Internal Authentication in PAS 5.1 and beyond

Since the introduction of protocol agnostic authenticators in PAS 5.1, internal authenticators can also be replaced by the new generation of authenticators via minimal configuration. In the PAS configuration manager, if you click "Advanced", and then "Internal authentication endpoints" you can add authentication endpoints there, following this format:

  "id": "my_internal_endpoint_id",
  "authenticatorId": "my_authenticator_id",
  "successURL": "/selfservice",
  "addRoles":"auth:selfservice_enabled_user" //optional
Click to copy

So you simply configure an ID, an authenticator, a success URL, and optionally, roles that should be added after successful authentication. This internal authentication endpoint is available via the following path: "<base_url>/authentication/internal/<internal_endpoint_id>". Where "base_url" is the base URL of the module you want to authenticate for (this is important as the authentication cookie is unique for the base path). The base_url is often the same as the successURL. Once you have set up your internal authentication endpoint, simply add the URL to your module configuration like such: 

  "id": "my_prism_module",
  "name": "com.phenixidentity~phenix-prism",
  "enabled": "true",
  "config": {
    "base_url": "/selfservice",
    "auth_redirect_url": "/selfservice/authentication/internal/my_internal_endpoint_id",
    "module_refs": "selfservice_module_id"
Click to copy

This will make your /selfservice path redirect to your new internal authentication endpoint (if you are not already authenticated at the module). If the authentication is successful, you are redirected to your successURL, which in this example is a PRISM module that opens SelfService. 

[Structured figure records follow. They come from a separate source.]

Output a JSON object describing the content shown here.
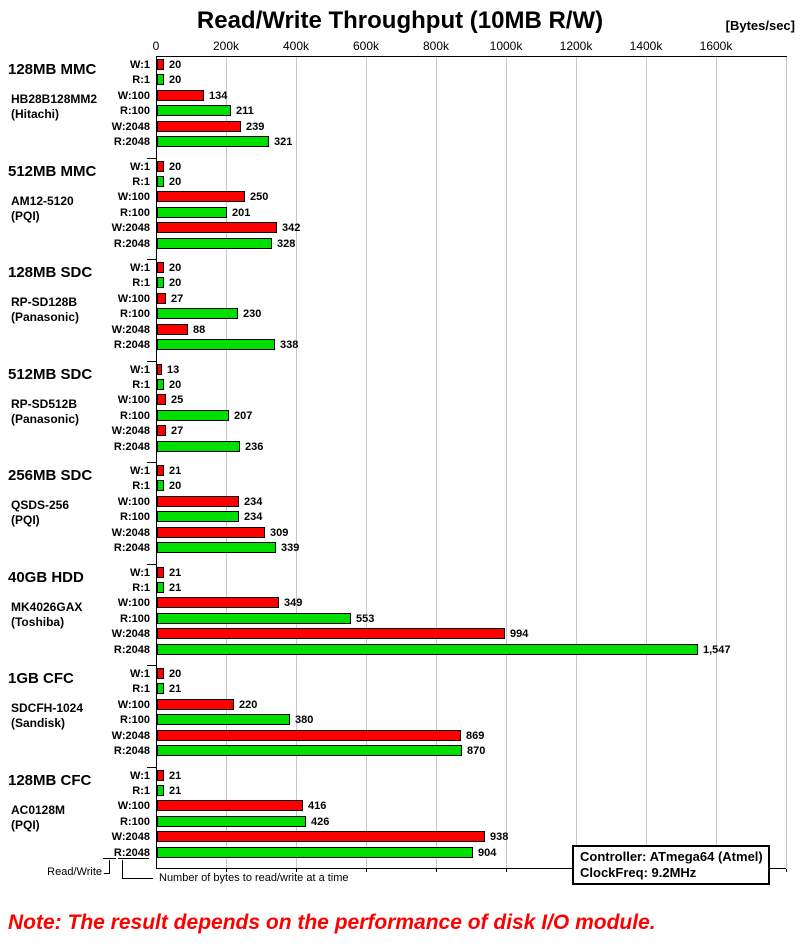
{
  "title": "Read/Write Throughput (10MB R/W)",
  "unit_label": "[Bytes/sec]",
  "note": "Note: The result depends on the performance of disk I/O module.",
  "info_box": {
    "controller_line": "Controller: ATmega64 (Atmel)",
    "clock_line": "ClockFreq: 9.2MHz"
  },
  "legend": {
    "read_write_label": "Read/Write",
    "bytes_label": "Number of bytes to read/write at a time"
  },
  "chart_data": {
    "type": "bar",
    "orientation": "horizontal",
    "title": "Read/Write Throughput (10MB R/W)",
    "unit": "Bytes/sec",
    "values_unit": "kBytes/sec",
    "x_axis": {
      "tick_labels": [
        "0",
        "200k",
        "400k",
        "600k",
        "800k",
        "1000k",
        "1200k",
        "1400k",
        "1600k"
      ],
      "tick_step_bytes_per_sec": 200000,
      "plot_max_bytes_per_sec": 1800000,
      "grid": true,
      "position": "top"
    },
    "bar_row_labels": [
      "W:1",
      "R:1",
      "W:100",
      "R:100",
      "W:2048",
      "R:2048"
    ],
    "series_colors": {
      "write": "#ff0000",
      "read": "#00e000"
    },
    "groups": [
      {
        "size": "128MB MMC",
        "model": "HB28B128MM2",
        "vendor": "(Hitachi)",
        "values": [
          20,
          20,
          134,
          211,
          239,
          321
        ],
        "value_labels": [
          "20",
          "20",
          "134",
          "211",
          "239",
          "321"
        ]
      },
      {
        "size": "512MB MMC",
        "model": "AM12-5120",
        "vendor": "(PQI)",
        "values": [
          20,
          20,
          250,
          201,
          342,
          328
        ],
        "value_labels": [
          "20",
          "20",
          "250",
          "201",
          "342",
          "328"
        ]
      },
      {
        "size": "128MB SDC",
        "model": "RP-SD128B",
        "vendor": "(Panasonic)",
        "values": [
          20,
          20,
          27,
          230,
          88,
          338
        ],
        "value_labels": [
          "20",
          "20",
          "27",
          "230",
          "88",
          "338"
        ]
      },
      {
        "size": "512MB SDC",
        "model": "RP-SD512B",
        "vendor": "(Panasonic)",
        "values": [
          13,
          20,
          25,
          207,
          27,
          236
        ],
        "value_labels": [
          "13",
          "20",
          "25",
          "207",
          "27",
          "236"
        ]
      },
      {
        "size": "256MB SDC",
        "model": "QSDS-256",
        "vendor": "(PQI)",
        "values": [
          21,
          20,
          234,
          234,
          309,
          339
        ],
        "value_labels": [
          "21",
          "20",
          "234",
          "234",
          "309",
          "339"
        ]
      },
      {
        "size": "40GB HDD",
        "model": "MK4026GAX",
        "vendor": "(Toshiba)",
        "values": [
          21,
          21,
          349,
          553,
          994,
          1547
        ],
        "value_labels": [
          "21",
          "21",
          "349",
          "553",
          "994",
          "1,547"
        ]
      },
      {
        "size": "1GB CFC",
        "model": "SDCFH-1024",
        "vendor": "(Sandisk)",
        "values": [
          20,
          21,
          220,
          380,
          869,
          870
        ],
        "value_labels": [
          "20",
          "21",
          "220",
          "380",
          "869",
          "870"
        ]
      },
      {
        "size": "128MB CFC",
        "model": "AC0128M",
        "vendor": "(PQI)",
        "values": [
          21,
          21,
          416,
          426,
          938,
          904
        ],
        "value_labels": [
          "21",
          "21",
          "416",
          "426",
          "938",
          "904"
        ]
      }
    ]
  }
}
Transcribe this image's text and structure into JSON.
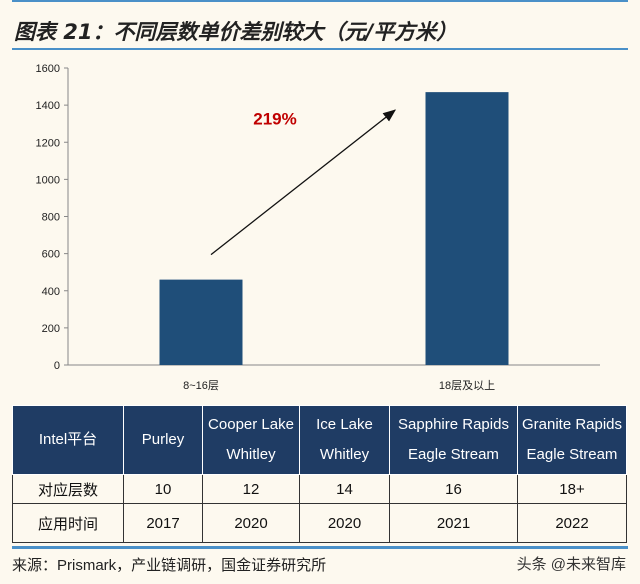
{
  "title": "图表 21：不同层数单价差别较大（元/平方米）",
  "chart_data": {
    "type": "bar",
    "categories": [
      "8~16层",
      "18层及以上"
    ],
    "values": [
      460,
      1470
    ],
    "ylim": [
      0,
      1600
    ],
    "yticks": [
      0,
      200,
      400,
      600,
      800,
      1000,
      1200,
      1400,
      1600
    ],
    "bar_color": "#1f4e79",
    "annotation": "219%",
    "annotation_color": "#c00000",
    "grid": false
  },
  "table": {
    "header": [
      "Intel平台",
      "Purley",
      "Cooper Lake\nWhitley",
      "Ice Lake\nWhitley",
      "Sapphire Rapids\nEagle Stream",
      "Granite Rapids\nEagle Stream"
    ],
    "rows": [
      [
        "对应层数",
        "10",
        "12",
        "14",
        "16",
        "18+"
      ],
      [
        "应用时间",
        "2017",
        "2020",
        "2020",
        "2021",
        "2022"
      ]
    ]
  },
  "source": "来源：Prismark，产业链调研，国金证券研究所",
  "watermark": "头条 @未来智库"
}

    "name": "com.phenixidentity~phenix-prism-selfservice",
    "enabled": "false",
    "prism_enabled": "true",
    "config": {
      "display_name": "guides.selfservice.title",
      "base_uri": "selfservice",
      "http_configuration_ref": "6fd8f1a7-1f2e-41f0-b91f-24ebcecb53a1",
      "url_prefix": "",
      "resource_ref": "c713cd42-dc6b-492a-9c4f-1c5f00d2b9e3",
      "use_push": "true",
      "requires_role": "auth:selfservice_enabled_user"
    "guide_id": "guides.selfservice",
    "created": "2024-03-06T13:04:57.245Z",
    "id": "9bc6e399-cbe8-4f96-98ac-c93703ce0b5b"
Click to copy

We can see that the configuration of selfservice requires a specific role: "auth:selfservice_enabled_user" which allows us to access the selfservice module. When we configured our internal authentication endpoint we added a property "addRoles" that added this role so that we can access it. Roles can still be added in the authentication pipe as it has been before, this is simply an extra configuration option to make authenticators more reusable.